Little-known credit card facts
Most credit cards come with a grace period that’s somewhere around 21 days but it’s retracted if you don’t pay your balance in full.
People have all kinds of misconceptions about credit cards that end up biting them in the butt. If you’re going to use any tool to your advantage, you’ve got to read the instruction manual first. You wouldn’t start up a chain saw without having a look at the safety warnings would you? So you shouldn’t be so willing to whip out that credit card without looking at the safety rules first.
Most credit cards come with a grace period that’s somewhere around 21 days. But that only applies if you pay your balance in full. Leave so much as a one-dollar balance and you’ll be charged interest on all your purchases back to the day they were made or posted.
Low-interest cards are another carrot. But if you don’t make at least your minimum payment within 30 days of your due date, you’ll watch your rate sky-rocket. It can take eons to get that great rate back, if you ever do.
Payments aren’t always applied in the order of your purchases. While you may have bought those shoes before you took that cash advance, there are different rules for different types of transactions. You’ll have to get out your magnifying glass and read the mouse print to see how your card distributes your payments.
Promotional rates don’t last forever. As soon as the promotion period expires, your card will revert to its usually much higher rate. A 1.7% rate may look good now, but if you’re going to end up paying 24.99% later, that balance transfer may not be such a good idea. If you’re being offered a special rate, make sure you mark the expiry date on your calendar–and have the balance paid off–before the big guns come out.

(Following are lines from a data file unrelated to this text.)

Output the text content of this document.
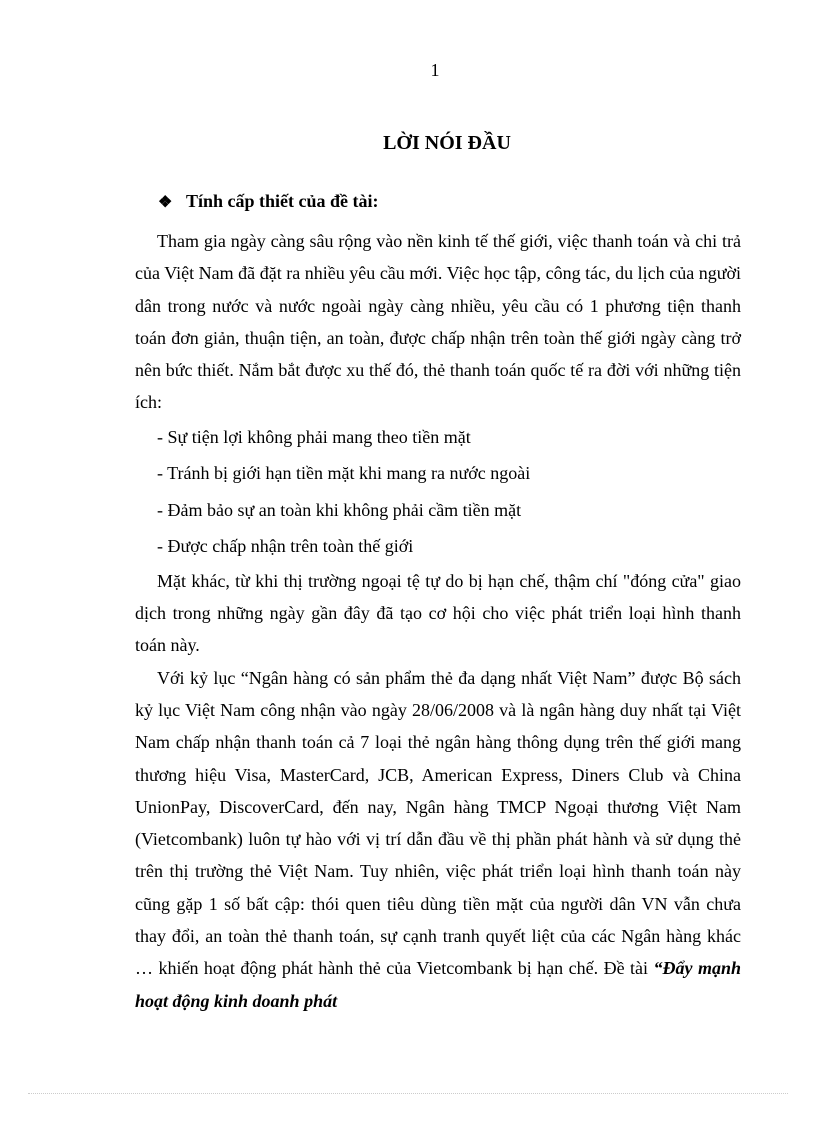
1
LỜI NÓI ĐẦU
❖ Tính cấp thiết của đề tài:

Tham gia ngày càng sâu rộng vào nền kinh tế thế giới, việc thanh toán và chi trả của Việt Nam đã đặt ra nhiều yêu cầu mới. Việc học tập, công tác, du lịch của người dân trong nước và nước ngoài ngày càng nhiều, yêu cầu có 1 phương tiện thanh toán đơn giản, thuận tiện, an toàn, được chấp nhận trên toàn thế giới ngày càng trở nên bức thiết. Nắm bắt được xu thế đó, thẻ thanh toán quốc tế ra đời với những tiện ích:

- Sự tiện lợi không phải mang theo tiền mặt

- Tránh bị giới hạn tiền mặt khi mang ra nước ngoài

- Đảm bảo sự an toàn khi không phải cầm tiền mặt

- Được chấp nhận trên toàn thế giới

Mặt khác, từ khi thị trường ngoại tệ tự do bị hạn chế, thậm chí "đóng cửa" giao dịch trong những ngày gần đây đã tạo cơ hội cho việc phát triển loại hình thanh toán này.

Với kỷ lục “Ngân hàng có sản phẩm thẻ đa dạng nhất Việt Nam” được Bộ sách kỷ lục Việt Nam công nhận vào ngày 28/06/2008 và là ngân hàng duy nhất tại Việt Nam chấp nhận thanh toán cả 7 loại thẻ ngân hàng thông dụng trên thế giới mang thương hiệu Visa, MasterCard, JCB, American Express, Diners Club và China UnionPay, DiscoverCard, đến nay, Ngân hàng TMCP Ngoại thương Việt Nam (Vietcombank) luôn tự hào với vị trí dẫn đầu về thị phần phát hành và sử dụng thẻ trên thị trường thẻ Việt Nam. Tuy nhiên, việc phát triển loại hình thanh toán này cũng gặp 1 số bất cập: thói quen tiêu dùng tiền mặt của người dân VN vẫn chưa thay đổi, an toàn thẻ thanh toán, sự cạnh tranh quyết liệt của các Ngân hàng khác … khiến hoạt động phát hành thẻ của Vietcombank bị hạn chế. Đề tài “Đẩy mạnh hoạt động kinh doanh phát
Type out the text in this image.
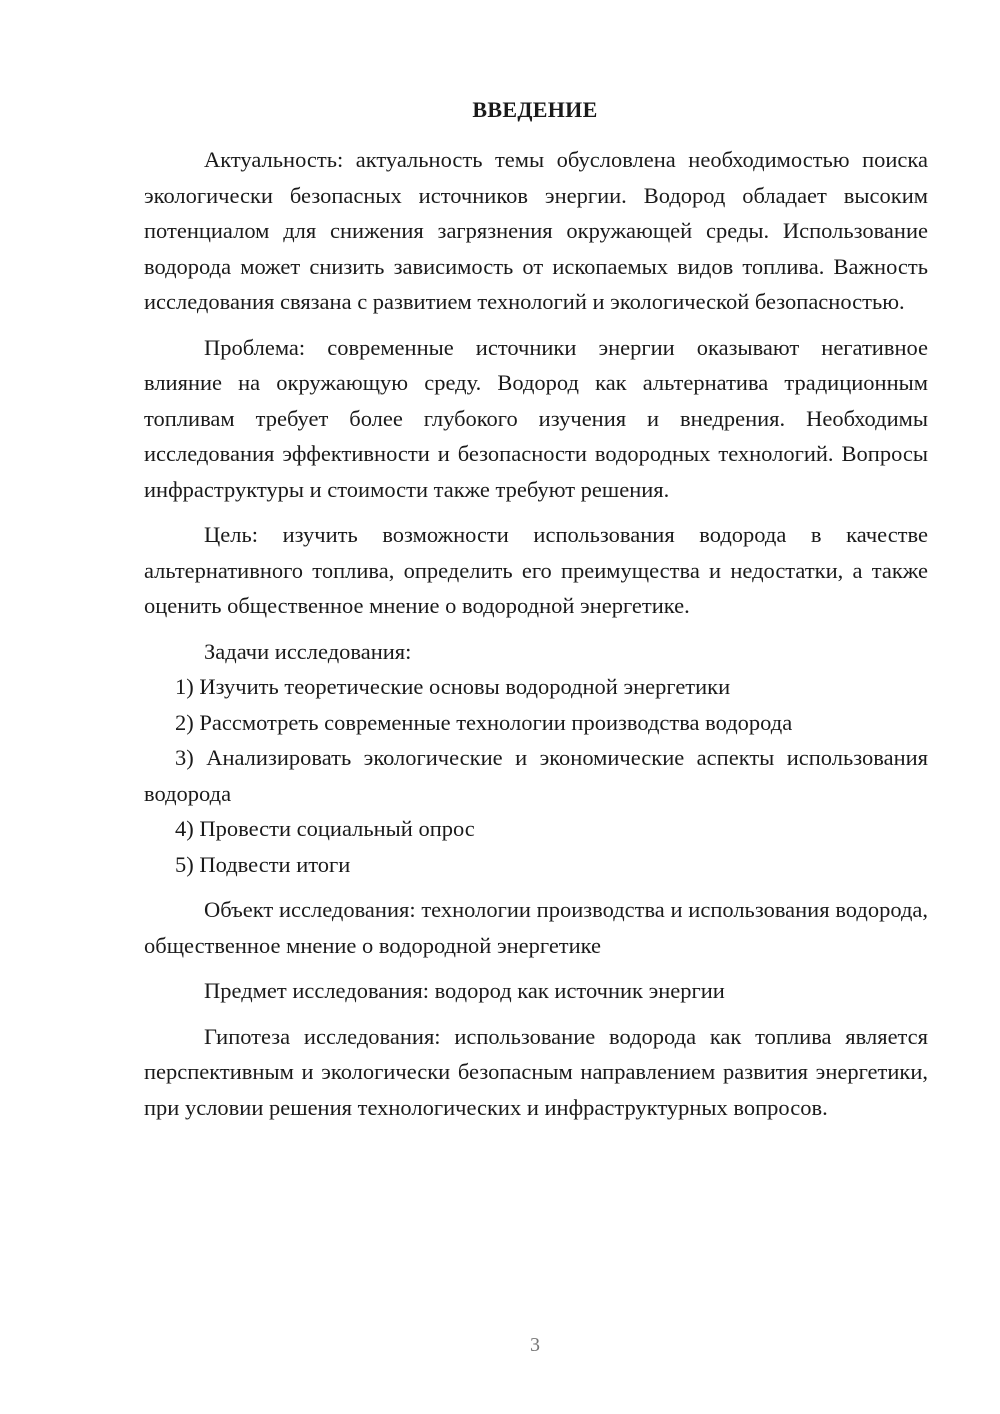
ВВЕДЕНИЕ

Актуальность: актуальность темы обусловлена необходимостью поиска экологически безопасных источников энергии. Водород обладает высоким потенциалом для снижения загрязнения окружающей среды. Использование водорода может снизить зависимость от ископаемых видов топлива. Важность исследования связана с развитием технологий и экологической безопасностью.

Проблема: современные источники энергии оказывают негативное влияние на окружающую среду. Водород как альтернатива традиционным топливам требует более глубокого изучения и внедрения. Необходимы исследования эффективности и безопасности водородных технологий. Вопросы инфраструктуры и стоимости также требуют решения.

Цель: изучить возможности использования водорода в качестве альтернативного топлива, определить его преимущества и недостатки, а также оценить общественное мнение о водородной энергетике.

Задачи исследования:

1) Изучить теоретические основы водородной энергетики

2) Рассмотреть современные технологии производства водорода

3) Анализировать экологические и экономические аспекты использования водорода

4) Провести социальный опрос

5) Подвести итоги

Объект исследования: технологии производства и использования водорода, общественное мнение о водородной энергетике

Предмет исследования: водород как источник энергии

Гипотеза исследования: использование водорода как топлива является перспективным и экологически безопасным направлением развития энергетики, при условии решения технологических и инфраструктурных вопросов.

3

Perhaps the biggest myth that will end up hurting you is the belief that your credit limit reflects what you can afford to spend. There is no co-relation between how much you can afford and how much the credit card company will offer you. Regardless of the limit you are given, it is up to you to spend only as much as you can afford to repay. And the best way to know that? Already have the money in the bank before you whip out your credit card to pay. Failing that, you’re revving up that chain saw without your safety gear on.